Move over MD5. Here's Blake2

by
in security on (#3GR)
There's more than one way to compute a secure hash, from MD5 to SHA-3 to SHA-1 and beyond. So who cares about yet another: Blake2?

There are a couple of reasons you might be interested in checking out Blake2: It was rated best hash function in the SHA-3 competition, is faster than MD5, and cryptographers find that it's similar to the well-regarded SHA-2 algorithm in ways that matter.

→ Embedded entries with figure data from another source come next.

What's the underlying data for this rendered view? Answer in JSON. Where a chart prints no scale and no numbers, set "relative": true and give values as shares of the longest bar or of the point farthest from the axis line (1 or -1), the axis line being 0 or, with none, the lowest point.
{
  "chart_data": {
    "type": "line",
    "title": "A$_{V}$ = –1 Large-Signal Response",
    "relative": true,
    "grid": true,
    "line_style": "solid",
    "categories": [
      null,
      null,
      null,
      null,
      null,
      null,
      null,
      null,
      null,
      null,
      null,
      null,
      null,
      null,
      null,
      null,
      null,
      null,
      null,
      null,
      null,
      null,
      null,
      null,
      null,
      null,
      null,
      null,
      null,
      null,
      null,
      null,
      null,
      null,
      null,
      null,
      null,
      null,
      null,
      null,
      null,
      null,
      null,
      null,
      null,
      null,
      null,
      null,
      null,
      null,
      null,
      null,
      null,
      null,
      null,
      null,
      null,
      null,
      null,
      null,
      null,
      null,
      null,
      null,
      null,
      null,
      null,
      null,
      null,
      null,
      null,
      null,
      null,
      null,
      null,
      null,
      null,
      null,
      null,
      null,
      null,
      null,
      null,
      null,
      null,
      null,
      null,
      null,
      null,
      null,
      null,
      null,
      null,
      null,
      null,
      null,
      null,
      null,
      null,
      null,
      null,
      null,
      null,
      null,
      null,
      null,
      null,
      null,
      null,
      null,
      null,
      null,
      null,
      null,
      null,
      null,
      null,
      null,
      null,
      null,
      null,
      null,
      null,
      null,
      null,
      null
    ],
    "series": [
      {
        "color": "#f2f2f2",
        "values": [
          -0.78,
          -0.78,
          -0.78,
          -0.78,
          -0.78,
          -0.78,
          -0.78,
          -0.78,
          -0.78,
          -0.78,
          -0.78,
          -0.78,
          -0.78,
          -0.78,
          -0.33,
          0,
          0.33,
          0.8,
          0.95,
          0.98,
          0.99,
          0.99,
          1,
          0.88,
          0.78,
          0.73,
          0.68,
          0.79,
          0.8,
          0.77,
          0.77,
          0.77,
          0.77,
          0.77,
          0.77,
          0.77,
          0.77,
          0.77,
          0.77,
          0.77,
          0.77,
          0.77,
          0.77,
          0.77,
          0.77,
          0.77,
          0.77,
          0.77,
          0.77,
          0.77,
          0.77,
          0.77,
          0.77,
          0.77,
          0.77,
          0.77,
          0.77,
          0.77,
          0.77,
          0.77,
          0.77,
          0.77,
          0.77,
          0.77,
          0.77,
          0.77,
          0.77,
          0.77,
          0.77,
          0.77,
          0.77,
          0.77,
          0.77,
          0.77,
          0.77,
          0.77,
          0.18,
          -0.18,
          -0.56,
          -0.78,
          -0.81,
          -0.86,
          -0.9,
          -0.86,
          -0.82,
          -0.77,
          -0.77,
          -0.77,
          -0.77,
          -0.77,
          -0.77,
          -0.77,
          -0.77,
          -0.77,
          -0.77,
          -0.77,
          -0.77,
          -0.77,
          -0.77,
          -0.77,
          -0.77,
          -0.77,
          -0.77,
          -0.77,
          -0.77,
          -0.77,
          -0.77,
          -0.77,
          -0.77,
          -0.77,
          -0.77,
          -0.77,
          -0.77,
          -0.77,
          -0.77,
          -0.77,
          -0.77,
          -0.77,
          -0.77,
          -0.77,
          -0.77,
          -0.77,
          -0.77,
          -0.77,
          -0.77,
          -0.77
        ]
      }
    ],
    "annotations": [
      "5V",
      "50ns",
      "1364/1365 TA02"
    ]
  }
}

Says developer Zooko Wilcox-O'Hearn:
Jean-Philippe Aumasson, Samuel Neves, Christian Winnerlein, and I decided that what the world needed was not just a secure hash function that was faster than Keccak, but one that was faster than MD5! This is because MD5 (and SHA-1) continue to be very widely used, even in new applications, even though MD5 and SHA-1 are unsafe for many uses. We hypothesized that offering engineers a hash function that was both faster and more secure than their beloved MD5 or SHA-1 might be more effective than haranguing them to upgrade to an alternative that is more secure but slower.

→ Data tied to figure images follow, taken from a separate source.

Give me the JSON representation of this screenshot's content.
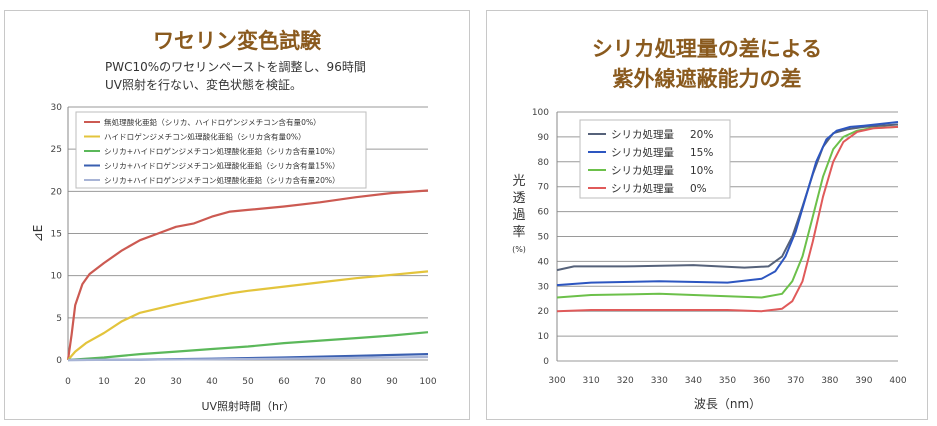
{
  "chart_data": [
    {
      "type": "line",
      "title": "ワセリン変色試験",
      "subtitle": [
        "PWC10%のワセリンペーストを調整し、96時間",
        "UV照射を行ない、変色状態を検証。"
      ],
      "xlabel": "UV照射時間（hr）",
      "ylabel": "⊿E",
      "xlim": [
        0,
        100
      ],
      "ylim": [
        0,
        30
      ],
      "xticks": [
        0,
        10,
        20,
        30,
        40,
        50,
        60,
        70,
        80,
        90,
        100
      ],
      "yticks": [
        0,
        5,
        10,
        15,
        20,
        25,
        30
      ],
      "grid": true,
      "legend_position": "top-left",
      "series": [
        {
          "name": "無処理酸化亜鉛（シリカ、ハイドロゲンジメチコン含有量0%）",
          "color": "#cc5a52",
          "points": [
            [
              0,
              0
            ],
            [
              1,
              3
            ],
            [
              2,
              6.5
            ],
            [
              4,
              9
            ],
            [
              6,
              10.2
            ],
            [
              10,
              11.5
            ],
            [
              15,
              13
            ],
            [
              20,
              14.2
            ],
            [
              25,
              15
            ],
            [
              30,
              15.8
            ],
            [
              35,
              16.2
            ],
            [
              40,
              17
            ],
            [
              45,
              17.6
            ],
            [
              50,
              17.8
            ],
            [
              60,
              18.2
            ],
            [
              70,
              18.7
            ],
            [
              80,
              19.3
            ],
            [
              90,
              19.8
            ],
            [
              100,
              20.1
            ]
          ]
        },
        {
          "name": "ハイドロゲンジメチコン処理酸化亜鉛（シリカ含有量0%）",
          "color": "#e3c43c",
          "points": [
            [
              0,
              0
            ],
            [
              2,
              1
            ],
            [
              5,
              2
            ],
            [
              10,
              3.2
            ],
            [
              15,
              4.6
            ],
            [
              20,
              5.6
            ],
            [
              30,
              6.6
            ],
            [
              40,
              7.5
            ],
            [
              45,
              7.9
            ],
            [
              50,
              8.2
            ],
            [
              60,
              8.7
            ],
            [
              70,
              9.2
            ],
            [
              80,
              9.7
            ],
            [
              90,
              10.1
            ],
            [
              100,
              10.5
            ]
          ]
        },
        {
          "name": "シリカ+ハイドロゲンジメチコン処理酸化亜鉛（シリカ含有量10%）",
          "color": "#5bb85a",
          "points": [
            [
              0,
              0
            ],
            [
              10,
              0.3
            ],
            [
              20,
              0.7
            ],
            [
              30,
              1.0
            ],
            [
              40,
              1.3
            ],
            [
              50,
              1.6
            ],
            [
              60,
              2.0
            ],
            [
              70,
              2.3
            ],
            [
              80,
              2.6
            ],
            [
              90,
              2.9
            ],
            [
              100,
              3.3
            ]
          ]
        },
        {
          "name": "シリカ+ハイドロゲンジメチコン処理酸化亜鉛（シリカ含有量15%）",
          "color": "#3a5fb0",
          "points": [
            [
              0,
              0
            ],
            [
              20,
              0.05
            ],
            [
              40,
              0.15
            ],
            [
              60,
              0.3
            ],
            [
              80,
              0.5
            ],
            [
              100,
              0.7
            ]
          ]
        },
        {
          "name": "シリカ+ハイドロゲンジメチコン処理酸化亜鉛（シリカ含有量20%）",
          "color": "#a8b4d6",
          "points": [
            [
              0,
              0
            ],
            [
              20,
              0.03
            ],
            [
              40,
              0.08
            ],
            [
              60,
              0.15
            ],
            [
              80,
              0.25
            ],
            [
              100,
              0.35
            ]
          ]
        }
      ]
    },
    {
      "type": "line",
      "title": [
        "シリカ処理量の差による",
        "紫外線遮蔽能力の差"
      ],
      "xlabel": "波長（nm）",
      "ylabel": [
        "光",
        "透",
        "過",
        "率",
        "(%)"
      ],
      "xlim": [
        300,
        400
      ],
      "ylim": [
        0,
        100
      ],
      "xticks": [
        300,
        310,
        320,
        330,
        340,
        350,
        360,
        370,
        380,
        390,
        400
      ],
      "yticks": [
        0,
        10,
        20,
        30,
        40,
        50,
        60,
        70,
        80,
        90,
        100
      ],
      "grid": true,
      "legend_position": "top-left",
      "series": [
        {
          "name": "シリカ処理量",
          "amount": "20%",
          "color": "#56627a",
          "points": [
            [
              300,
              36.5
            ],
            [
              305,
              38
            ],
            [
              320,
              38
            ],
            [
              340,
              38.5
            ],
            [
              355,
              37.5
            ],
            [
              362,
              38
            ],
            [
              366,
              42
            ],
            [
              369,
              50
            ],
            [
              372,
              62
            ],
            [
              375,
              75
            ],
            [
              378,
              86
            ],
            [
              381,
              91.5
            ],
            [
              385,
              93
            ],
            [
              390,
              94
            ],
            [
              400,
              95
            ]
          ]
        },
        {
          "name": "シリカ処理量",
          "amount": "15%",
          "color": "#2d56c0",
          "points": [
            [
              300,
              30.5
            ],
            [
              310,
              31.5
            ],
            [
              330,
              32
            ],
            [
              350,
              31.5
            ],
            [
              360,
              33
            ],
            [
              364,
              36
            ],
            [
              367,
              42
            ],
            [
              370,
              52
            ],
            [
              373,
              66
            ],
            [
              376,
              80
            ],
            [
              379,
              89
            ],
            [
              382,
              92.5
            ],
            [
              386,
              94
            ],
            [
              390,
              94.5
            ],
            [
              400,
              96
            ]
          ]
        },
        {
          "name": "シリカ処理量",
          "amount": "10%",
          "color": "#6cc04a",
          "points": [
            [
              300,
              25.5
            ],
            [
              310,
              26.5
            ],
            [
              330,
              27
            ],
            [
              350,
              26
            ],
            [
              360,
              25.5
            ],
            [
              366,
              27
            ],
            [
              369,
              32
            ],
            [
              372,
              42
            ],
            [
              375,
              58
            ],
            [
              378,
              74
            ],
            [
              381,
              85
            ],
            [
              384,
              90
            ],
            [
              388,
              92.5
            ],
            [
              392,
              93.5
            ],
            [
              400,
              94
            ]
          ]
        },
        {
          "name": "シリカ処理量",
          "amount": "0%",
          "color": "#e05a5a",
          "points": [
            [
              300,
              20
            ],
            [
              310,
              20.5
            ],
            [
              330,
              20.5
            ],
            [
              350,
              20.5
            ],
            [
              360,
              20
            ],
            [
              366,
              21
            ],
            [
              369,
              24
            ],
            [
              372,
              32
            ],
            [
              375,
              48
            ],
            [
              378,
              66
            ],
            [
              381,
              80
            ],
            [
              384,
              88
            ],
            [
              388,
              92
            ],
            [
              393,
              93.5
            ],
            [
              400,
              94
            ]
          ]
        }
      ]
    }
  ]
}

Have a look for yourself at Wilcox-O'Hearn's page.

Good article spoiled by a frequently-repeated mistakes in the postscript (Score: 2, Interesting)

by fnj@pipedot.org on 2014-03-23 06:37 (#RP)

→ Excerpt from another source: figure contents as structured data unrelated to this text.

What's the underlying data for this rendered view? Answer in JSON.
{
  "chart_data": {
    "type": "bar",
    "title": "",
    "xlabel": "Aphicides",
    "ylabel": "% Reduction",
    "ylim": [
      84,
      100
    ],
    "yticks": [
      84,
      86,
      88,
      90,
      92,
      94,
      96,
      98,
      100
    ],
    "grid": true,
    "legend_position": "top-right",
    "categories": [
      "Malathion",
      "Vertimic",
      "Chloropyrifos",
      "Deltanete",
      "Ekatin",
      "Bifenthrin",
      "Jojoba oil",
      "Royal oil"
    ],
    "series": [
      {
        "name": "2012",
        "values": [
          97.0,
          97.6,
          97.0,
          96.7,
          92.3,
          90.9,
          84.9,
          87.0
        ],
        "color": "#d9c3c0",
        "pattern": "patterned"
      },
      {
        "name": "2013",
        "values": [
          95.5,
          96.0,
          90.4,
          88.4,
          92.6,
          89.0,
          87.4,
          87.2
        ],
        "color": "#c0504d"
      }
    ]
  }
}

From TFA: "P.S. Secure hash functions are not for hashing passwords! Secure hash functions are building blocks in cryptographic protocols and they should be as efficient as possible while still being secure. Password-hashing functions are for impeding brute force guessing of passwords, and they should be as inefficient as possible while still being usable."

This is complete and utter BULLSHIT. Anybody who does not use SHA512 for a *NIX login password by now is a fool. Ask DOD if you don't believe me. It's the default in RHEL6, FreeBSD10 and many other modern security-conscious distros. Nobody runs just a single round of SHA512 for passwords. As the very next paragraph in TFA admits, you can make any algorithm as bloody slow as you want by running a large number of rounds. The default in glibc is 5000. You can turn up the number of rounds for passwords in PAM, up to at least 999,999,999 if you don't mind everybody logging in having to wait and load a CPU to 100% for minutes for the password to be verified (and making sure any attacker would take millenia to brute force a single password).